Fix applied: Changed tune_hsv_from_labels() to replace bands with a tight p2–p98 fit rather than only widening. But the fundamental problem remained — manual labeling at scale was impractical and the feedback loop was unstable.
Decision: Abandoned iterative labeling in favor of reference-image scoring. The labeling UI and CNN training code are still in the codebase and could be useful later with more data.
Approach: Port all pixel operations (BGR→HSV, thresholding, morphology) to GPU using PyTorch + kornia. Single GPU transfer round-trip to avoid CPU↔GPU bounce overhead.
Problem: On 4608×4608 frames, GPU detection was actually slower than CPU OpenCV:
- BGR→HSV: CPU 0.009s vs GPU 0.499s (data transfer dominates)
- Morphology with large kernels (93px pool mask dilation): GPU 0.495s vs CPU 0.3s
More critically, kornia's HSV conversion produced numerically different results from OpenCV's. This silently broke detection — candidate counts dropped from normal levels to near-zero.
Decision: Reverted to CPU OpenCV for all detection. The bottleneck is video decoding (solved by NVDEC), not per-frame pixel ops.
Approach: When we discovered NVDEC's BT.601 color shift (before fixing it), we tried widening HSV bands to accommodate the ~10-point saturation difference.
Problem: Wider bands caught more false positives without reliably capturing more balls. The H range grew to 10–105, spanning yellow through green to cyan. Morphological operations on these noisy masks produced unpredictable results.
Decision: Fixed the root cause (BT.709 conversion) instead of compensating with wider bands.
- Zero labeling cost — just need one picture of the ball
- No training instability — the reference image is fixed, no feedback loops
- Interpretable — score is a direct color similarity measure
- Good enough for keyframes — we don't need per-frame ball localization at this stage; we need confident anchor points for the virtual camera
The HSV bands are intentionally wide to maximize recall. The reference scorer then ranks candidates by ball-likeness. This two-stage approach (wide filter → discriminative scoring) is more robust than trying to find one perfect HSV range, because:
- Lighting varies between day and night games
- The ball color shifts with distance, water reflections, and equirectangular distortion
- A too-tight filter misses real balls; a too-wide filter is fine if the scorer can rank them
For the virtual camera path, we need confident ball positions at sparse keyframe intervals. The tracker (M3) will:
- Run detection on every frame during active play (not just sampled frames)
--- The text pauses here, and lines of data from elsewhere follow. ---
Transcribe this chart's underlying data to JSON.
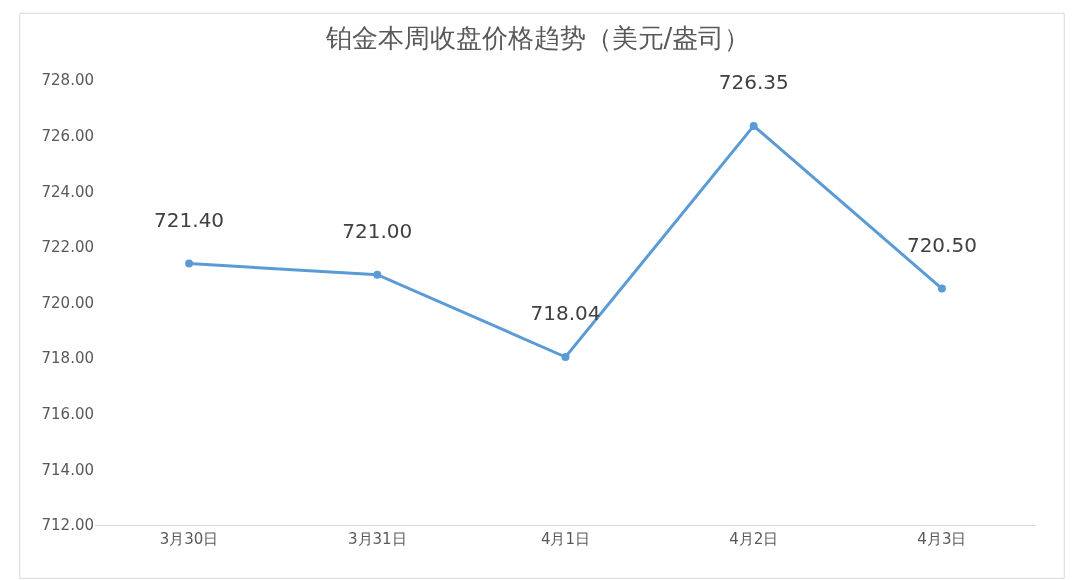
{
  "chart_data": {
    "type": "line",
    "title": "铂金本周收盘价格趋势（美元/盎司）",
    "categories": [
      "3月30日",
      "3月31日",
      "4月1日",
      "4月2日",
      "4月3日"
    ],
    "series": [
      {
        "color": "#5b9bd5",
        "values": [
          721.4,
          721.0,
          718.04,
          726.35,
          720.5
        ],
        "value_labels": [
          "721.40",
          "721.00",
          "718.04",
          "726.35",
          "720.50"
        ]
      }
    ],
    "ylim": [
      712,
      728
    ],
    "yticks": [
      {
        "value": 712,
        "label": "712.00"
      },
      {
        "value": 714,
        "label": "714.00"
      },
      {
        "value": 716,
        "label": "716.00"
      },
      {
        "value": 718,
        "label": "718.00"
      },
      {
        "value": 720,
        "label": "720.00"
      },
      {
        "value": 722,
        "label": "722.00"
      },
      {
        "value": 724,
        "label": "724.00"
      },
      {
        "value": 726,
        "label": "726.00"
      },
      {
        "value": 728,
        "label": "728.00"
      }
    ],
    "marker": "circle",
    "line_style": "solid"
  }
}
- Use Kalman filtering to predict ball position between detections
- Interpolate smooth camera paths through gaps (GAP_BRIDGE state)
- Fall back to tracking player activity when the ball is lost for extended periods (ACTION_PROXY state)
A 19% rate on uniformly sampled frames (including breaks and warmups) translates to a much higher rate during active play. And even during play, missing some frames is fine — the tracker only needs periodic high-confidence anchor points.
| File | Role |
|---|---|
src/wpv/tracking/detector.py |
HSV detection, BallReferenceScorer, CNN classifier, BallDetector |
scripts/label_ball.py |
Frame extraction, NVDEC decode, labeling web UI, game area masks |
data/ball_reference.webp |
Reference ball image (KAP7 HydroGrip) |
data/labeling/hsv_params.json |
Tuned HSV band parameters |
data/labeling/game_masks.json |
Per-clip game area polygons (17 clips) |
data/labeling/prep.json |
Sampled frames with candidates and ref_scores |
The detection stage is complete. Next step is the Kalman tracker + state machine that consumes per-frame detections and produces a continuous ball track for the virtual camera. See GitHub issue #4.